The plus side of the daily showers is the higher water levels in our river, making tubing a much more thrilling adventure! We traded in daily walks or bike rides for tubing most days, and boy have we been having fun! I’m filled with excitement each time we go as if it’s the first time, and can’t wait to get my wetsuit on and head down to the water. The louder the roar of the whitewater, the more excited I get, as I jump onto my tube and hang on. The big dips that send you flying up into the air, causing you to leave the icy water below before coming back down are obviously some of the best sections of whitewater, and there are several like this in the section we tube. Our rides down vary according to the speed at which the river is flowing, and the walk back follows alongside the river and is quite picturesque. Then it’s time to go down again whilst enjoying yet another thrilling ride. On mornings when the water levels are lower and it’s clear, we love snorkeling and watching the different species of fish found in our streams here in the Smokies. I personally love finding deep pools with just the right water current, so it creates an endless pool in which I can swim and swim, and I love every minute of it!
Here in our gardens, flowers continue to bloom and we’ll be enjoying fresh peppers off of our pepper plants soon! Our resident Carolina Wrens are raising their second batch of precious babies, while some of our other babies are growing, such as one of our Praying Mantises that lives on the front deck. I’ve watched this particular one grow from a wee small baby, and it’s big enough that it acts like it can take on the world now!
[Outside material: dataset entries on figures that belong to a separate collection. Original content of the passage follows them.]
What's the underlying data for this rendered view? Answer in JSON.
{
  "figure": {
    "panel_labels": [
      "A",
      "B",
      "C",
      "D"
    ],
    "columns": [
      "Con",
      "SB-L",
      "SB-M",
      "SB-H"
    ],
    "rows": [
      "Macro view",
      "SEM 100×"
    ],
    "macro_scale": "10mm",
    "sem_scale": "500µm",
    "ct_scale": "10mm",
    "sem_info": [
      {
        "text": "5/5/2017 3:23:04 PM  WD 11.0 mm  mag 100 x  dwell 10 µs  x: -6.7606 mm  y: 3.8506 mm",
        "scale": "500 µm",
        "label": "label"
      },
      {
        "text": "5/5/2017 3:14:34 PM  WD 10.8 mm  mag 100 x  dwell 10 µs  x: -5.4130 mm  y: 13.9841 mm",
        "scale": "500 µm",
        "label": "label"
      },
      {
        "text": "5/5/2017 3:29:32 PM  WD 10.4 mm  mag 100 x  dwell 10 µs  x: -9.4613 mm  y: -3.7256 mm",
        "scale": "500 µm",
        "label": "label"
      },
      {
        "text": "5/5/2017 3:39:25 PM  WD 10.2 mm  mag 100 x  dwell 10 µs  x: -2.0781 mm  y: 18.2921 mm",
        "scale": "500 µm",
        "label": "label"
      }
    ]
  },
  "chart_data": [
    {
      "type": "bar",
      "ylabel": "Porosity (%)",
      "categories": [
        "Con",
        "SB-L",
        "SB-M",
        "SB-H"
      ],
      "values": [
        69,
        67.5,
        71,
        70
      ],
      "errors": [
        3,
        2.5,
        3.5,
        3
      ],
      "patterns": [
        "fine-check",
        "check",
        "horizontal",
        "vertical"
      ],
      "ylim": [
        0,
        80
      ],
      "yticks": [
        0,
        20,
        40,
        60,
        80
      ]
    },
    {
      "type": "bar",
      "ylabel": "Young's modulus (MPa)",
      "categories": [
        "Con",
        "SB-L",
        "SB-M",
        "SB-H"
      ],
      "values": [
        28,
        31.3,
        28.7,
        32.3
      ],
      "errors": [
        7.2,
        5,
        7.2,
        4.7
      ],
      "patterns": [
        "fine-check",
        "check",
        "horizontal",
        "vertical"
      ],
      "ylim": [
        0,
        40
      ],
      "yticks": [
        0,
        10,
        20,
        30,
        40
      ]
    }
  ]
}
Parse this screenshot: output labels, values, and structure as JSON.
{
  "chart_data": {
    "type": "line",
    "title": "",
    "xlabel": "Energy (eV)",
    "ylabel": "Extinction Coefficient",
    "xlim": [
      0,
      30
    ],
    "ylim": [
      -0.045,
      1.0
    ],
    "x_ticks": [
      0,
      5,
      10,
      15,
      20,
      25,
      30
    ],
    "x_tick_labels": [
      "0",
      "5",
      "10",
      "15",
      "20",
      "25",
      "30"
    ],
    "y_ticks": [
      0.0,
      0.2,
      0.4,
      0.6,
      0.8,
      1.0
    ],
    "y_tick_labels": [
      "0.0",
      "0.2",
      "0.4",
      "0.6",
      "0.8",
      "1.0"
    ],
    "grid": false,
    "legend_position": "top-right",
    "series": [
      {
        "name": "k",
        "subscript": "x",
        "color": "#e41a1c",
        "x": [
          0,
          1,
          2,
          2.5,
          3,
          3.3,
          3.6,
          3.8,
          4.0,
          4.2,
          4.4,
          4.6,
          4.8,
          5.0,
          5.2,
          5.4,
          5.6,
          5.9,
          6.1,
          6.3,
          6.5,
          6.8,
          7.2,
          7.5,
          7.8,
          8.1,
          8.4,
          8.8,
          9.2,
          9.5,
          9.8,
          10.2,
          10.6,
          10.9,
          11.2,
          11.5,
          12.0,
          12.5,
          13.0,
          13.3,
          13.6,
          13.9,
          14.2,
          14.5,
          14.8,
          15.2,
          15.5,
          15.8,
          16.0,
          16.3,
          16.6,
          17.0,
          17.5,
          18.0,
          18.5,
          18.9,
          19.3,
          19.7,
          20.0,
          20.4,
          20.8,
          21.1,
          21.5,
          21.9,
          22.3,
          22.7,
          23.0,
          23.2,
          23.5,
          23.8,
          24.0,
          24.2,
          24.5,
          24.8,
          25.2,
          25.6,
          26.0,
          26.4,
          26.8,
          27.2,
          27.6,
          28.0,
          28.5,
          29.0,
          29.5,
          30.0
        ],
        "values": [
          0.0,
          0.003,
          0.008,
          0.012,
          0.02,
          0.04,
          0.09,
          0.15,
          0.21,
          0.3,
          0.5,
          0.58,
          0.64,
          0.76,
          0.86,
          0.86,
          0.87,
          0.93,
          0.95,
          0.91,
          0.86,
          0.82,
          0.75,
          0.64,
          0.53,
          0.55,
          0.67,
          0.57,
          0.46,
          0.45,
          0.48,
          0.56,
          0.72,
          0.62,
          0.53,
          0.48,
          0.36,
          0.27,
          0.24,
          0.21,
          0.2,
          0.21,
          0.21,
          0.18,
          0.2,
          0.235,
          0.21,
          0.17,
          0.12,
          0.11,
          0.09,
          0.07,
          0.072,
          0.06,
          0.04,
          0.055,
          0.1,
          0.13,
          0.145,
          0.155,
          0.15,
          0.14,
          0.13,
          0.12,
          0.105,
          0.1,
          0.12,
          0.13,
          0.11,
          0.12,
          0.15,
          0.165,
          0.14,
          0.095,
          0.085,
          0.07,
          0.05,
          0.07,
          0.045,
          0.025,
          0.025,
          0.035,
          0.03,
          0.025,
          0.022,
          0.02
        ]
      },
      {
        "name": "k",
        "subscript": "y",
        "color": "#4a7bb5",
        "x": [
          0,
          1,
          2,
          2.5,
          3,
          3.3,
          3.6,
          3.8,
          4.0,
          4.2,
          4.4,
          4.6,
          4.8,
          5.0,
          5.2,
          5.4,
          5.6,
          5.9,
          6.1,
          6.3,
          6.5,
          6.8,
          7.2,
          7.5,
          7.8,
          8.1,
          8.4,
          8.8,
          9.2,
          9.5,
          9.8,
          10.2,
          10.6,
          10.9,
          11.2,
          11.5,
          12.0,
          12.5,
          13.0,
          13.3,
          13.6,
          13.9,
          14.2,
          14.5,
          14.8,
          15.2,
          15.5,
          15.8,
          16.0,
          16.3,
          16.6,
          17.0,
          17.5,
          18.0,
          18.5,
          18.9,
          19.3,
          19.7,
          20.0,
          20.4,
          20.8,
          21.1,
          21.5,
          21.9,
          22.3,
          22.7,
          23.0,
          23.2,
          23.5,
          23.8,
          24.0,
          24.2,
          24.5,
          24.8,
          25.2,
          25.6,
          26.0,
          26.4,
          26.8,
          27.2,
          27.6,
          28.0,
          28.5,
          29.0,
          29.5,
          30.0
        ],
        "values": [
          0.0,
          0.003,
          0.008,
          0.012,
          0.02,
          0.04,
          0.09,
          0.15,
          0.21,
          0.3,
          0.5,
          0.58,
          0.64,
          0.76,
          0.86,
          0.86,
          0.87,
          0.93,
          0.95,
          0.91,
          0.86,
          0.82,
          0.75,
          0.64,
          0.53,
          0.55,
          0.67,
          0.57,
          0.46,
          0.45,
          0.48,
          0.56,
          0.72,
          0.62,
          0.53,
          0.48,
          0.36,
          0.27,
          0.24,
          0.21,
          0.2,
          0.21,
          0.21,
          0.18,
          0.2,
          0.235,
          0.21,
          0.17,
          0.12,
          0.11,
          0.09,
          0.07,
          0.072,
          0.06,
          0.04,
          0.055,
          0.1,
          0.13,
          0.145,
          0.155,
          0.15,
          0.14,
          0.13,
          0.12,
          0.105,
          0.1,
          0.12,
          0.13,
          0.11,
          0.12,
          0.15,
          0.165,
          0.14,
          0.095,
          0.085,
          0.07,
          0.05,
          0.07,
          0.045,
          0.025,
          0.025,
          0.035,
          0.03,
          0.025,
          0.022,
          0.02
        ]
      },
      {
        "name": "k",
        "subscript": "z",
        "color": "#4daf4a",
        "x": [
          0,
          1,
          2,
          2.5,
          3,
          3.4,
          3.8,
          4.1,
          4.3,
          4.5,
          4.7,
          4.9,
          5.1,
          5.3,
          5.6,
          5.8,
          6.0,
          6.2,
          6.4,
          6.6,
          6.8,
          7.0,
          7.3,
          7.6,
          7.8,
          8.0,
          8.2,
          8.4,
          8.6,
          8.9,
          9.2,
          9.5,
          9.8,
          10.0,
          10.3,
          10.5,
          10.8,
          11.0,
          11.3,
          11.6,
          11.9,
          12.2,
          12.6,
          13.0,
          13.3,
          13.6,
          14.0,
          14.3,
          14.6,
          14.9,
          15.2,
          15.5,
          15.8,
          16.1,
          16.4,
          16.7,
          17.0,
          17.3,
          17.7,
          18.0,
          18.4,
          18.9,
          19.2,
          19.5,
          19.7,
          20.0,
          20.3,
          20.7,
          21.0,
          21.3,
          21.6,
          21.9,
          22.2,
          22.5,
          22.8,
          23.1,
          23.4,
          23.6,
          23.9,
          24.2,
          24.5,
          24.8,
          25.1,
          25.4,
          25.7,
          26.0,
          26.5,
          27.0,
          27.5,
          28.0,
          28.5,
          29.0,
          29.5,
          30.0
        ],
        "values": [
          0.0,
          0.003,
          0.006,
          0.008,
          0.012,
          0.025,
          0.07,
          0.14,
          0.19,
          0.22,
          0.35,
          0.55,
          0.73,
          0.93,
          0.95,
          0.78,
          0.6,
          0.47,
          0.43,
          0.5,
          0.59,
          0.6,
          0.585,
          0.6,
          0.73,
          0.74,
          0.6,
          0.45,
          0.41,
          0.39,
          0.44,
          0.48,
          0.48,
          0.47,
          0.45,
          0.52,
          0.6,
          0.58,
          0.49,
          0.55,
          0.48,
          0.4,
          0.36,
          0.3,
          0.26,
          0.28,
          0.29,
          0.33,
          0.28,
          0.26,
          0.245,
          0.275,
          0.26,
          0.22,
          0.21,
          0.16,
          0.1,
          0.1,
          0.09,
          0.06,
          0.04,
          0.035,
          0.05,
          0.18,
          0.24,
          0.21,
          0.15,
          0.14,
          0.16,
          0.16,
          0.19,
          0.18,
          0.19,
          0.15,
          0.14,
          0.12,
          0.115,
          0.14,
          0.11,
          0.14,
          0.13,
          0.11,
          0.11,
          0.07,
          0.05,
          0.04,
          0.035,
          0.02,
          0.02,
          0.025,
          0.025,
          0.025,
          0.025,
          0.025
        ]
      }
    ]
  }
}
Recently, I was sitting out in my favorite chair on the front deck enjoying the warm sun for a few minutes, and over walks “P.M.” the praying mantis on the nearby handrail. It stopped and looked at me while raising both arms as if it was going to try and karate chop me, and the next thing I knew it jumped over onto my neck, missing my face by mere millimeters! Obviously, it caught me off guard as I wasn’t expecting it to do that, so I carefully got it and placed it on the rosebush beside me. Of course, it immediately lifted both arms as if saying “I will take you on and chop you!” Like they say, dynamite comes in small packages and that is surely the case with P.M.!
~ In The Studio ~
I finished a miniature painting this past week inspired by our visit to the gorgeous Three Sisters Springs in Florida last fall. We kayaked to this picturesque location and spent over an hour there while I blissfully snorkeled. We didn’t see any manatees there during our visit, but since they frequent the area, especially in the winter months, I decided to add them to my painting. A dream of mine is to be able to swim with a manatee, so for now, this is as close as it gets for me.
Wes has spent most of his time working on office work for the SAA dealing with catalog editing and other things associated with the upcoming exhibition at the Briscoe Museum this fall. This is his most recent miniature painting featuring our very own Carolina Wren, Peedeepeeps, sitting atop the Carolina Jasmine which was full of bloom at the time, adding to the beauty of the moment and captured forever in a little gem!